O delegado Claudinei Lopes preside as investigações e disse que os alvos principais da operação eram Gabriel Henrique Castros de Carvalho, 23, sua mulher soldado da Polícia Militar, Daniela de Oliveira, 27, e Sandrinalvo Santana Soares Mota, 23. O primeiro, Gabriel Henrique, dava apoio e participava diretamente dos roubos, tendo sido reconhecido em três assaltos à residência ocorridos em novembro de 2011, na cidade de Pedra Pedra.
Preso em flagrante e por mandado de prisão preventiva, Gabriel que já responde a dois processos criminais de posse ilegal de arma de fogo e receptação, atuava em Rondonópolis como falso advogado, inclusive com cartão de visita, e se apresentava como policial civil para obter vantagens na extorsão de traficantes.
Sua companheira Daniela de Oliveira, 27, é soldado PM, e juntamente com Gabriel foi presa em flagrante por crime de posse ilegal de arma de fogo. Na casa do casal, os policiais encontraram um revólver calibre 38, sem registro, e 41 munições do mesmo calibre, além de um colete balístico do Grupo Especial de Fronteira (Gefron) e uma caixa de cartões de visita do falso advogado e anéis.
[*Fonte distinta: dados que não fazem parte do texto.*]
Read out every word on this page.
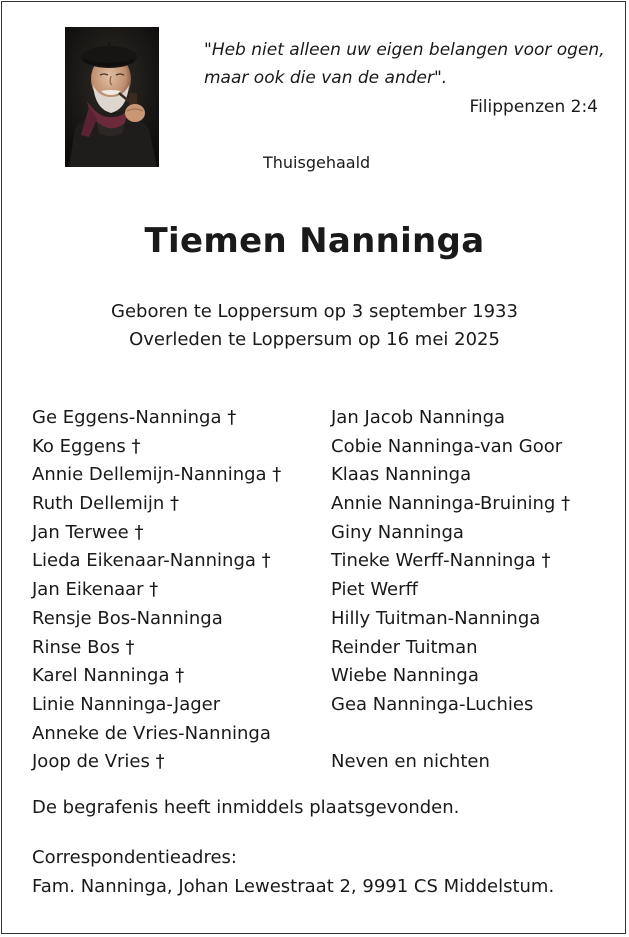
"Heb niet alleen uw eigen belangen voor ogen,
maar ook die van de ander".
Filippenzen 2:4
Thuisgehaald
Tiemen Nanninga
Geboren te Loppersum op 3 september 1933
Overleden te Loppersum op 16 mei 2025
Ge Eggens-Nanninga †
Ko Eggens †
Annie Dellemijn-Nanninga †
Ruth Dellemijn †
Jan Terwee †
Lieda Eikenaar-Nanninga †
Jan Eikenaar †
Rensje Bos-Nanninga
Rinse Bos †
Karel Nanninga †
Linie Nanninga-Jager
Anneke de Vries-Nanninga
Joop de Vries †
Jan Jacob Nanninga
Cobie Nanninga-van Goor
Klaas Nanninga
Annie Nanninga-Bruining †
Giny Nanninga
Tineke Werff-Nanninga †
Piet Werff
Hilly Tuitman-Nanninga
Reinder Tuitman
Wiebe Nanninga
Gea Nanninga-Luchies
Neven en nichten
De begrafenis heeft inmiddels plaatsgevonden.
Correspondentieadres:
Fam. Nanninga, Johan Lewestraat 2, 9991 CS Middelstum.
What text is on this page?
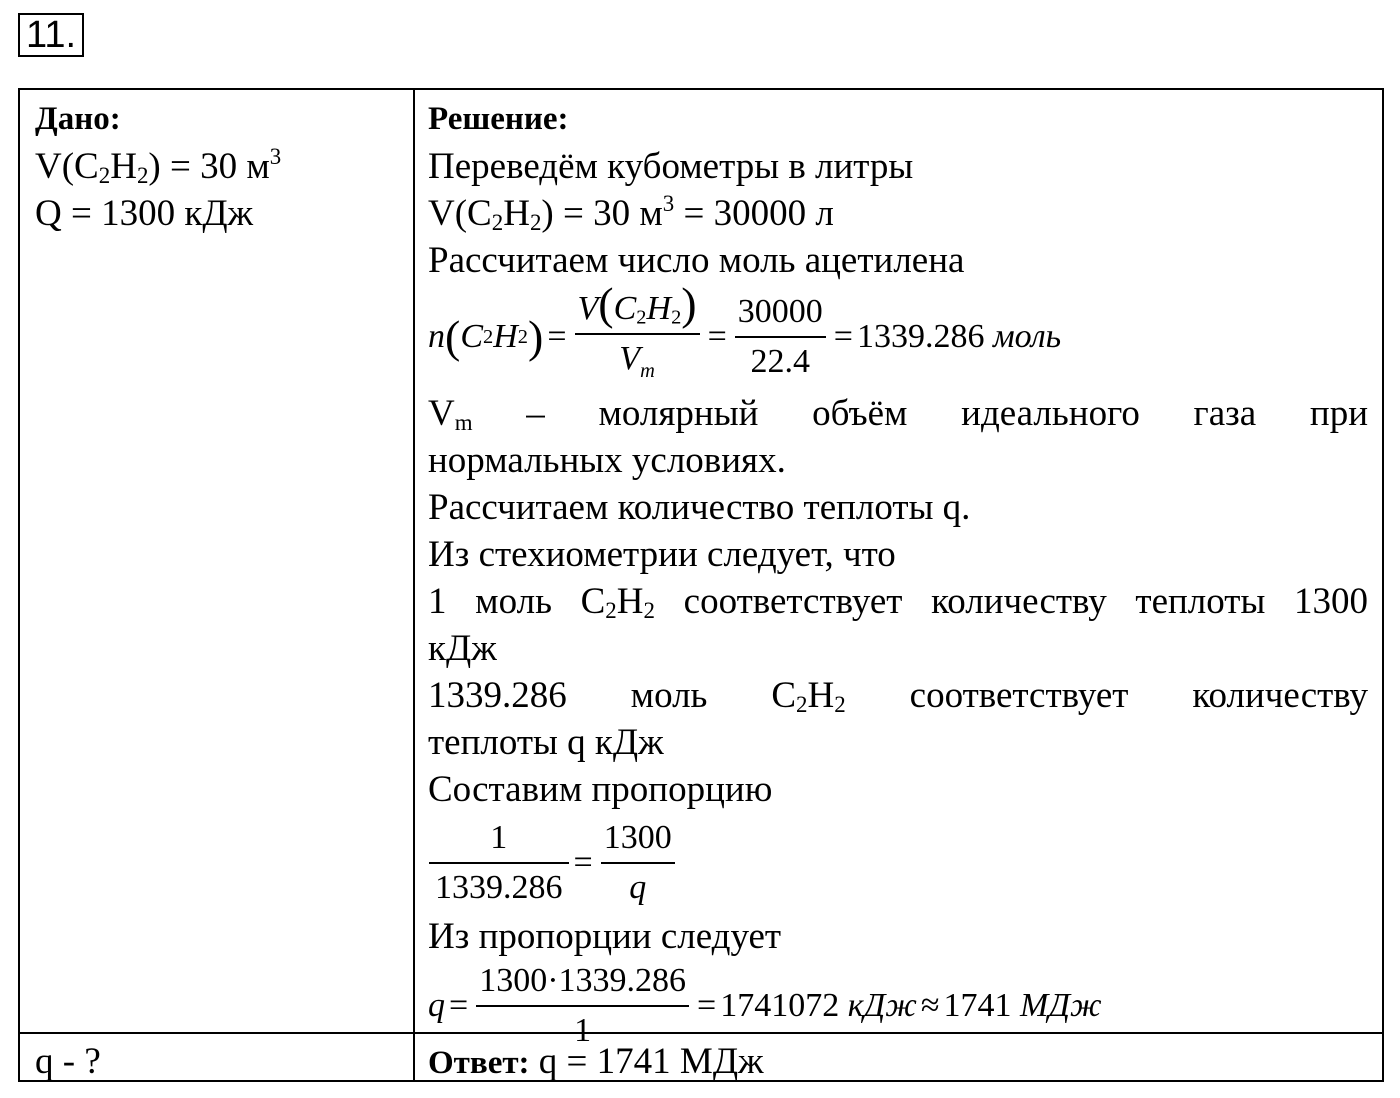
11.
Дано:
$V(C_2H_2) = 30$ $м^3$
Q = 1300 кДж
Решение:
Переведём кубометры в литры
$V(C_2H_2) = 30$ $м^3 = 30000$ л
Рассчитаем число моль ацетилена
n ( C 2 H 2 ) = $\frac{V(C_2H_2)}{V_m} = \frac{30000}{22.4} = 1339.286$
моль
$V_m$ – молярный объём идеального газа при
нормальных условиях.
Рассчитаем количество теплоты q.
Из стехиометрии следует, что
1 моль $C_2H_2$ соответствует количеству теплоты 1300
кДж
1339.286 моль $C_2H_2$ соответствует количеству
теплоты q кДж
Составим пропорцию
$\frac{1}{1339.286} = \frac{1300}{q}$
Из пропорции следует
$q = \frac{1300\cdot 1339.286}{1} = 1741072$
кДж ≈ 1741
МДж
q - ?	Ответ: q = 1741 МДж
A Polícia Civil vai apurar se o colete foi furtado e é produto de peculato.
Na operação também foi preso, Bruno Rodrigo da Silva Leonel, 25, com três passagens por roubo, duas condenações por furto, posse ilegal de arma, formação de quadrilha, receptação e corrupção de menores. Além de Fábio Santos Muniz, o “Fábio Boy, com históricos criminais de roubo, latrocínio, porte ilegal de arma de fogo, tentativa de homicídio, uso de documento falso, tráfico de drogas e associação ao tráfico. Ele foi morto no confronto com os policiais militares, no roubo à agência dos Correios de Poxoréu, no dia 1º de fevereiro. O suspeito estava com mandado de prisão para ser cumprido na operação.
Conforme o delegado Claudinei Lopes, três integrantes do bando ainda continuam foragidos.
Braço da quadrilha
A Polícia Civil descobriu que um dos principais braços da quadrilha era proprietário de um restaurante de comida mineira, localizado no centro de Rondonópolis, considerado um dos mais populares da cidade. Com histórico criminal de porte ilegal de arma de uso restrito corrupção passiva e estelionato/fraude de seguro, o empresário, Leandro Moraes Ferreira, 31, foi autuado por posse ilegal de munições de uso restrito, com pena de três a seis anos de reclusão.
O empresário mantinha contato direto com Sandrinalvo e dava apoio com o fornecimento e negociação de armas e munições. Em seu restaurante, os policiais encontraram 44 munições calibre 9 mm (de uso restrito) e 40 munições calibre 380, vários estojos de calibre variados, todos deflagrados, quatro algemas da Secretaria de Segurança de Minas Gerais, que podem ser produto de peculato, já que Leandro foi agente prisional naquele Estado; carteira com o Brasão da Polícia Civil de Mato Grosso, dois notebooks e 37 cartões magnéticos bancários de clientes, que podem ter sido clonados, pois as respectivas senhas estavam coladas nos cartões.